If there is one thing that the folks on Right Wing Avenue hate worse than government helping people, it is workers banding together to collectively bargain with their employer to improve their wages and benefits.
That anti-union sentiment is on full display in a question in the most recent poll by the Pope Civitas Institute about legislation to remove the state prohibition on collective bargaining by public employees. The headline of the Civitas press release about the results screamed "NC Voters Oppose Collective Bargaining: 2 to 1 Margin Against Labor Agenda."

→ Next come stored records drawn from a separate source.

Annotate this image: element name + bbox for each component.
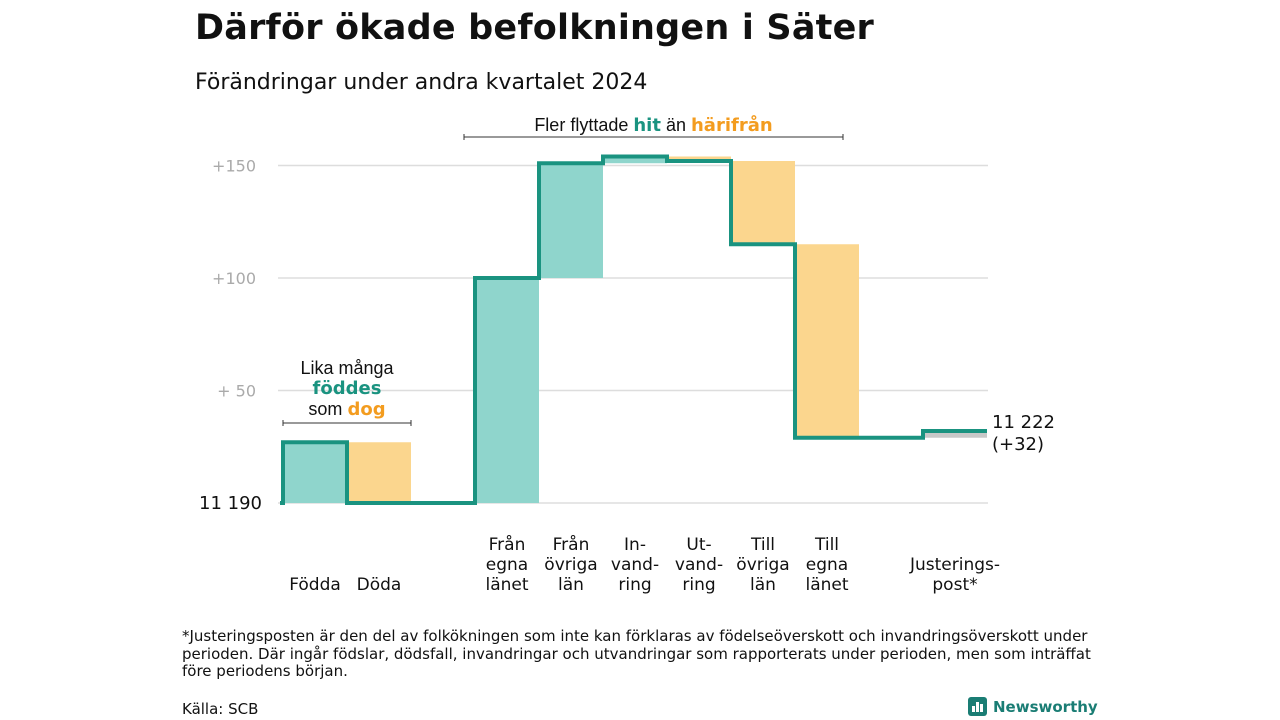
- bar-till_egna: [795, 244, 859, 438]
- bar-chart-icon: [968, 697, 987, 716]
- chart-title: Därför ökade befolkningen i Säter: [195, 8, 874, 48]
- brand-name: Newsworthy: [993, 697, 1098, 716]
- category-label-till_ovriga: Till övriga län: [736, 535, 789, 595]
- annotation-teal-word: föddes: [313, 378, 382, 399]
- y-tick-label: +150: [212, 157, 256, 176]
- y-tick-label: +100: [212, 269, 256, 288]
- category-label-utvandring: Ut-vand-ring: [675, 535, 723, 595]
- category-label-fran_ovriga: Från övriga län: [544, 534, 597, 595]
- category-label-fodda: Födda: [289, 575, 341, 595]
- category-label-fran_egna: Från egna länet: [485, 534, 528, 595]
- bar-invandring: [603, 156, 667, 164]
- category-label-justering: Justerings-post*: [909, 555, 1000, 595]
- annotation-migration: Fler flyttade hit än härifrån: [534, 114, 772, 136]
- bar-utvandring: [667, 156, 731, 161]
- brand-logo: Newsworthy: [968, 697, 1098, 716]
- bar-fran_ovriga: [539, 163, 603, 278]
- cumulative-step-line: [280, 154, 987, 505]
- y-tick-label: + 50: [217, 382, 256, 401]
- category-label-doda: Döda: [357, 575, 402, 595]
- chart-subtitle: Förändringar under andra kvartalet 2024: [195, 70, 648, 95]
- source-note: Källa: SCB: [182, 700, 259, 718]
- bar-fran_egna: [475, 278, 539, 503]
- category-label-till_egna: Till egna länet: [805, 535, 848, 595]
- bar-doda: [347, 442, 411, 503]
- baseline-value-label: 11 190: [199, 493, 262, 514]
- annotation-line1: Lika många: [300, 358, 394, 378]
- end-change-label: (+32): [992, 434, 1044, 455]
- bar-justering: [923, 431, 987, 438]
- bar-fodda: [283, 442, 347, 503]
- footnote: *Justeringsposten är den del av folkökni…: [182, 627, 1091, 680]
- bar-till_ovriga: [731, 161, 795, 245]
- end-value-label: 11 222: [992, 412, 1055, 433]
- category-label-invandring: In-vand-ring: [611, 535, 659, 595]
- annotation-line3: som dog: [308, 399, 385, 420]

Sounds like public sentiment is clear. Or is it? A Carolina Poll earlier this month that asked about allowing public workers to bargain together for their pay and benefits found that 48 percent of people support ending the ban on collective bargaining, 28 percent oppose it, and 23 percent are undecided. It is the fifth statewide poll since November 2005 conducted by UNC-Chapel Hill sociologist Andrew J. Perrin to find strong support for collective bargaining for public employees.
The Civitas poll is the outlier and a look at the questions explains why. Civitas asked
Should state employee and teachers' unions be allowed to engage in collective bargaining with elected officials they might endorse in elections?
The Carolina Poll asked the question much more straighforwardly.
As you may know, the State of North Carolina, towns, cities, and counties and other public workplaces in North Carolina are not allowed to negotiate or sign contracts with labor unions representing their employees. Would you support or oppose a law that would allow them to do so?
Neither poll mentioned a recent study by the Center for Economic and Policy Research that found that union membership increased the pay of low wage workers in North Carolina by as much as 14 percent in the last four years. You can bet if the study found the opposite, it would have been part of the Civitas push poll.